If you felt that post was bashing, then maybe you need to re-read that entire post once again because that wasn't bashing by any stretch of the imagination. Even if it was, it's all good just as long as he didn't bash on your forum.


----------



## Gotham2krazy

Kitty said:


> If you felt that post was bashing, then maybe you need to re-read that entire post once again because that wasn't bashing by any stretch of the imagination. Even if it was, it's all good just as long as he didn't bash on your forum.

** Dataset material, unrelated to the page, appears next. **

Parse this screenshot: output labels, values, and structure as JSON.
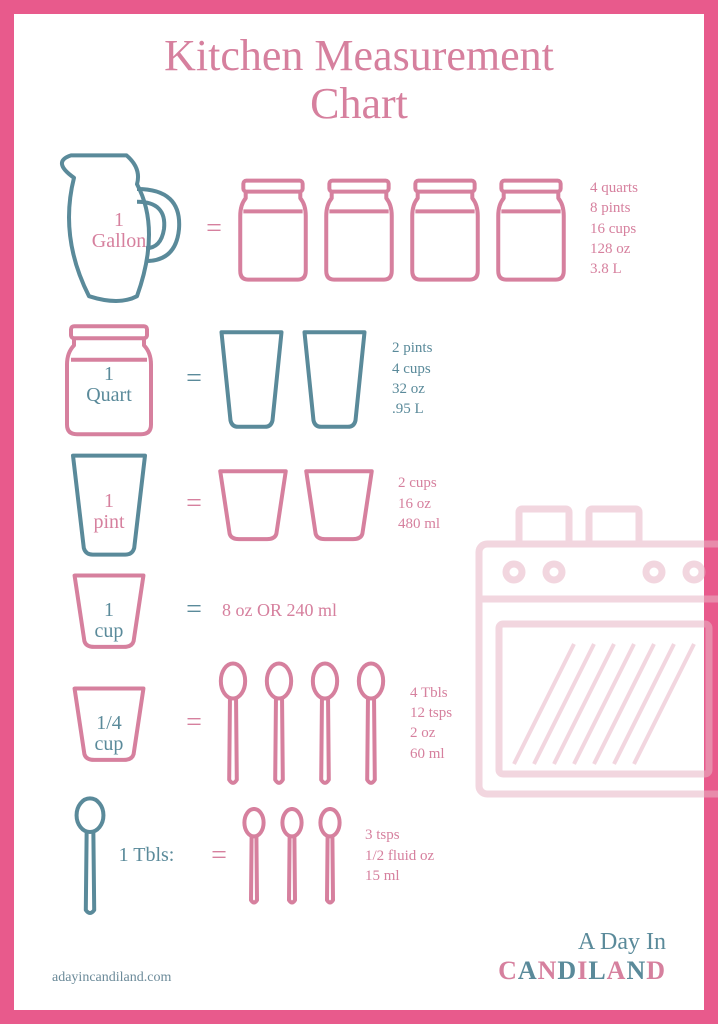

agreed, it wasn't a matter of bashing, actually it wasn't even bashing at all, the post was just saying that it'll be a competing level if we were good on both the marketing level and the on court level


----------



## urwhatueati8god

Right now, being a Knicks fan means watching the games and being constantly reminded of why I shouldn't be a Knicks fan. :nonono:


----------



## Gotham2krazy

urwhatueati8god said:


> Right now, being a Knicks fan means watching the games and being constantly reminded of why I shouldn't be a Knicks fan. :nonono:


hell yeah, but you stick through the thick and thin


----------



## DareToBeYinka

Kitty said:


> If you felt that post was bashing, then maybe you need to re-read that entire post once again because that wasn't bashing by any stretch of the imagination. Even if it was, it's all good just as long as he didn't bash on your forum.


I re-read it. There is still a sentence in there bashing the Nets.

But it's all good...


----------



## Truknicksfan

> Right now, being a Knicks fan means watching the games and being constantly reminded of why I shouldn't be a Knicks fan.


Hey look next year we cant be any worse...................I hope :clown:



P.S- Guys my computer is broke so Im useing my brothers old one so its going to be hard for me to post. Talk to you guys later I hope.


----------



## IbizaXL

i want the knicks to rise to the top, but only so that there could be another Knicks/Heat Rivalryart-2. :biggrin:


----------